Aisha asserts that since an early age, it is taught that something or other is wrong with our bodies, and even now, she is not wholly comfortable with her body: “Not every act of non-conformity is an act of resistance. Sometimes it's just the recognition that if we only ever lived as we're told to live, we might not have much of a life.”
However she is vehemently against subjecting children to hair removal. “It is painful, medically not recommended and actually advised against by doctors. I don't care if a parent feels defensive about it.”
“Children are not our personal canvas for the projection of our own complexes and their minds and bodies should not be subjected to pain to satisfy those. If this bothers some people, they should well be bothered and they should ask themselves what it is about their baby's body hair that makes them feel bad enough to put their child through a pain he or she (of course, usually a she) is unable to even understand, let alone consent to.”
Aisha maintains a plain stance about the hygiene excuse often put forward, and having studied medical in the past, she stresses on the unrealistic expectations of body hair removal:
“The hygiene defense is such a popular cop-out. If only it was actually backed up by medical evidence. There is nothing intrinsically dirty about body hair but, personally, I find it interesting how sexual mores, anxieties about puberty/sexual maturity as well as the adult body (especially the female adult body) or what it represents mingle to form the bizarre idea that there is something uniquely dirty about the hair in our pubic region and armpits. As if our pheromones would magically disappear if the hair itself were gone and all their effects along with them. It's hair removal that exposes the skin to potential for infection.”
“Back when I was studying for my dental degree, we learned hair is an organ of the body's integumentary system and it serves several purposes from providing cushioning to wicking up excess sweat and preventing the bacterial growth that could otherwise feed on it. Does that sound like the secret to good hygiene is its removal? If you think your armpits or crotch smell, the answer is a shower — not a shave or wax.”
She also mentions another biological — or perhaps psychological — importance of hair that's often overlooked. Referring to Ashley Montagu’s book, Touching, she says that hair plays an important role in the tactile perception of the skin.
“We know each hair follicle is embedded in its own bundle of nerve endings (no wonder removal hurts so much!) I like to think of it like this: the skin is a blind organ but hair is one of the ways it ‘sees’ or feels the world around it. Why would I want to rob it of that?”

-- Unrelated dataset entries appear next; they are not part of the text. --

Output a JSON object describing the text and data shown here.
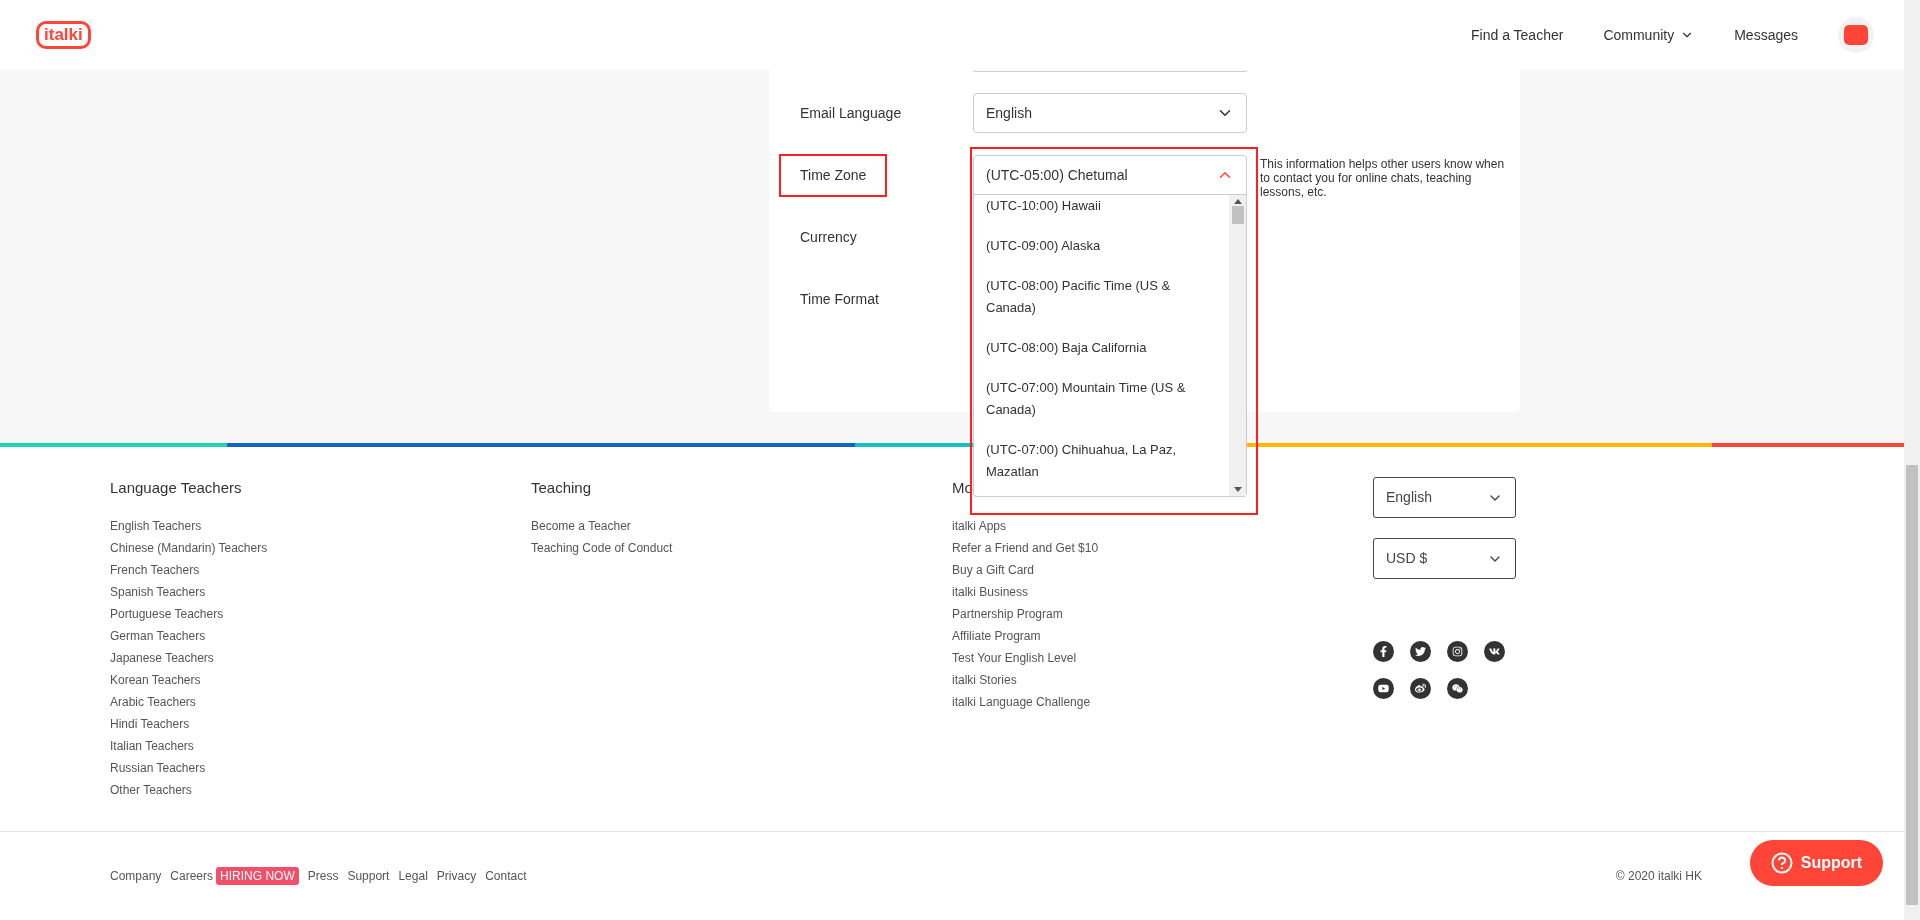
{
  "header": {
    "logo": "italki",
    "nav": [
      {
        "label": "Find a Teacher",
        "has_menu": false
      },
      {
        "label": "Community",
        "has_menu": true
      },
      {
        "label": "Messages",
        "has_menu": false
      }
    ]
  },
  "settings": {
    "rows": [
      {
        "label": "Email Language",
        "highlighted": false,
        "select": {
          "value": "English",
          "expanded": false
        }
      },
      {
        "label": "Time Zone",
        "highlighted": true,
        "select": {
          "value": "(UTC-05:00) Chetumal",
          "expanded": true
        },
        "help": "This information helps other users know when to contact you for online chats, teaching lessons, etc."
      },
      {
        "label": "Currency",
        "highlighted": false
      },
      {
        "label": "Time Format",
        "highlighted": false
      }
    ],
    "dropdown": {
      "highlighted": true,
      "options": [
        "(UTC-10:00) Hawaii",
        "(UTC-09:00) Alaska",
        "(UTC-08:00) Pacific Time (US & Canada)",
        "(UTC-08:00) Baja California",
        "(UTC-07:00) Mountain Time (US & Canada)",
        "(UTC-07:00) Chihuahua, La Paz, Mazatlan"
      ]
    }
  },
  "footer": {
    "columns": [
      {
        "heading": "Language Teachers",
        "links": [
          "English Teachers",
          "Chinese (Mandarin) Teachers",
          "French Teachers",
          "Spanish Teachers",
          "Portuguese Teachers",
          "German Teachers",
          "Japanese Teachers",
          "Korean Teachers",
          "Arabic Teachers",
          "Hindi Teachers",
          "Italian Teachers",
          "Russian Teachers",
          "Other Teachers"
        ]
      },
      {
        "heading": "Teaching",
        "links": [
          "Become a Teacher",
          "Teaching Code of Conduct"
        ]
      },
      {
        "heading": "Mo",
        "links": [
          "italki Apps",
          "Refer a Friend and Get $10",
          "Buy a Gift Card",
          "italki Business",
          "Partnership Program",
          "Affiliate Program",
          "Test Your English Level",
          "italki Stories",
          "italki Language Challenge"
        ]
      }
    ],
    "selects": [
      "English",
      "USD $"
    ],
    "bottom_links": [
      {
        "label": "Company"
      },
      {
        "label": "Careers",
        "badge": "HIRING NOW"
      },
      {
        "label": "Press"
      },
      {
        "label": "Support"
      },
      {
        "label": "Legal"
      },
      {
        "label": "Privacy"
      },
      {
        "label": "Contact"
      }
    ],
    "copyright": "© 2020 italki HK"
  },
  "support_button": "Support"
}
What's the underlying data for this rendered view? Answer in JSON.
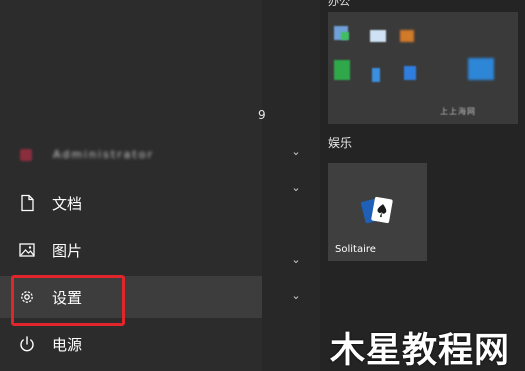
{
  "start_menu": {
    "alpha_marker": "9",
    "user": {
      "name": "Administrator"
    },
    "items": [
      {
        "label": "文档",
        "icon": "document-icon"
      },
      {
        "label": "图片",
        "icon": "pictures-icon"
      },
      {
        "label": "设置",
        "icon": "gear-icon"
      },
      {
        "label": "电源",
        "icon": "power-icon"
      }
    ]
  },
  "tiles": {
    "groups": [
      {
        "title": "办公",
        "labels": [
          "",
          "上上海网"
        ]
      },
      {
        "title": "娱乐",
        "tiles": [
          {
            "label": "Solitaire",
            "icon": "solitaire-cards-icon"
          }
        ]
      }
    ]
  },
  "watermark": "木星教程网",
  "colors": {
    "highlight": "#e1262b",
    "pane_background": "#2c2c2c",
    "tile_background": "#3f3f3f"
  }
}
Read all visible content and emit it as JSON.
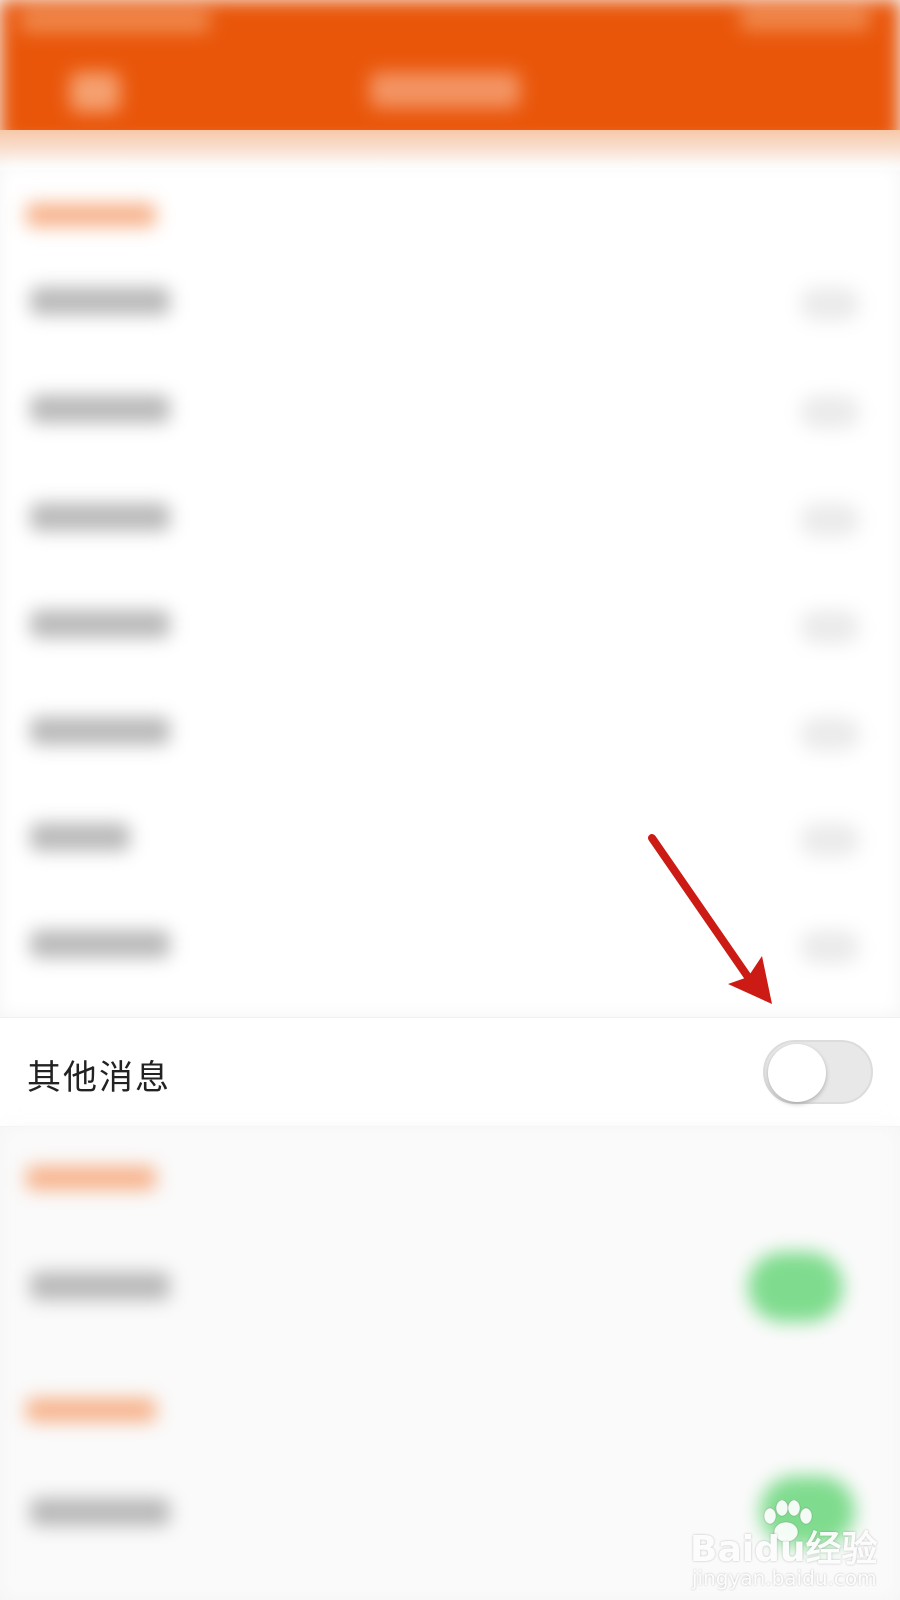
{
  "setting_row": {
    "label": "其他消息",
    "toggle_state": "off"
  },
  "watermark": {
    "brand": "Baidu经验",
    "url": "jingyan.baidu.com"
  },
  "colors": {
    "header": "#e9560a",
    "toggle_off": "#e8e8e8",
    "toggle_on": "#7fdc8e",
    "annotation_arrow": "#cc1a14"
  },
  "icons": [
    "back-arrow-icon",
    "annotation-arrow-icon",
    "baidu-paw-icon"
  ]
}
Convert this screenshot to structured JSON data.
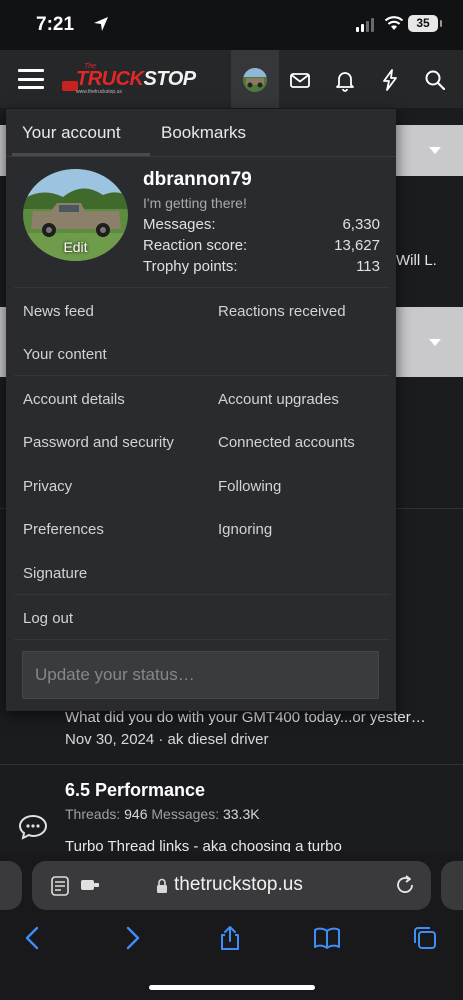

All that being said, it would be a lie if I didn't say that the reason I was scared of moving away from Karachi, apart from the people and food, was the woman who came to wax me every month.
The woman who comes over to make me hairless has the most progressive views, whether about inflation, religious minorities or even the Dam Fund, so maybe I had used those intellectually-lit but painful 30 minutes as an excuse to remove body hair, because I try to question my conditioning each day. Though her politics are usually on point, I cannot engage with her on the politics of body hair because that’s her bread and butter.
Maybe being away from home will make me more comfortable with not shaving my legs and arms, at least while the winter stays. In summer, time shall tell if patriarchy wins and I lose, because — to tamper with the Divine Comedy — “Abandon hope all ye who have body hair.”